Rosebud: The Lives of Orson Welles

In Citizen Kane, Orson Welles delivers a tantalizingly fragmented portrait of a great newspaper man. Playwright Mark Jenkins offers a similarly jagged portrait of Welles himself in the solo play Rosebud: The Lives of Orson Welles, starring Christian McKay as the legendary director and actor.

Theatregoers seeking a rigorous, detail-rich biodrama would be well advised to look elsewhere. Just as Jenkins never provides a firm context for this 90-minute reminiscence, he omits details and allows his subject to shift from subject to subject at will. Often there are leaps through time and references that go unexplained. The result is a theatrical collage of Welles: a play filled with wit, self-disparaging humor, and literary allusion, including some grand reworkings of Shakespearean passages.

Jenkins' approach works marvelously for the first two-thirds of the evening as Welles recounts his early theatrical and cinematic successes. As Welles' career takes a turn for the worse, however, Jenkins' approach to the biography becomes even more disjointed and cursory, leaving very little room for exploration of the internal and external forces that led, for instance, to Welles' struggles to bring works like Othello to the screen.

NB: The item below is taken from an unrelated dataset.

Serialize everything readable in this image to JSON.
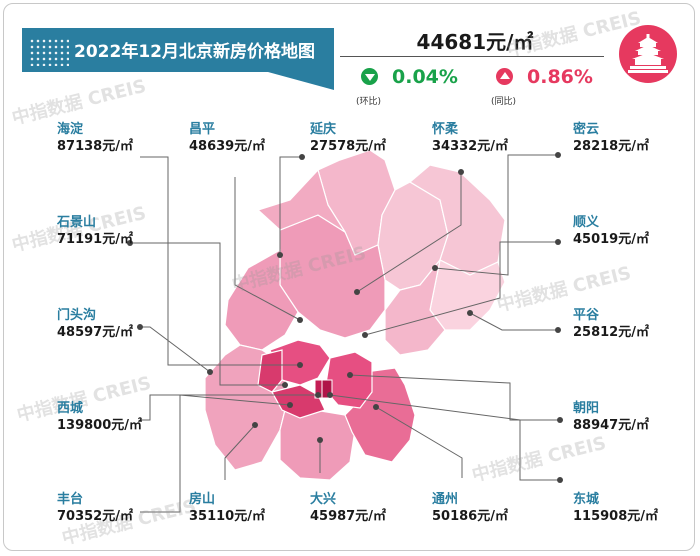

Theatregoers can almost forgive the shortcomings of Jenkins' work, however, because of McKay's superlative turn as the oversized (literally and figuratively) artist. McKay not only bears more than a passing resemblance to Welles, he possesses the man's rich and mellifluous voice. Early in Rosebud, McKay fills his performance with arrogance, sparkle, and extraordinary charisma, qualities that gradually fade as Welles himself becomes a 20th-century equivalent of one of his most famed roles, Shakespeare's obese, tragic clown Sir John Falstaff. Director Josh Richards stages McKay's physical transformation with grand theatricality, and though neither his flourishes here and elsewhere nor McKay's performance throughout disguise the play's unevenness, they ultimately combine to make Rosebud satisfying on many levels.

Presented by Atomic80 Productions as part of Brits Off Broadway

at 59E59 Theaters, 59 E. 59th St., NYC.

June 1–10. Tue.–Fri., 8:30 p.m.; Sat., 2:30 and 8:30 p.m.; Sun., 3:30 and 7:30 p.m.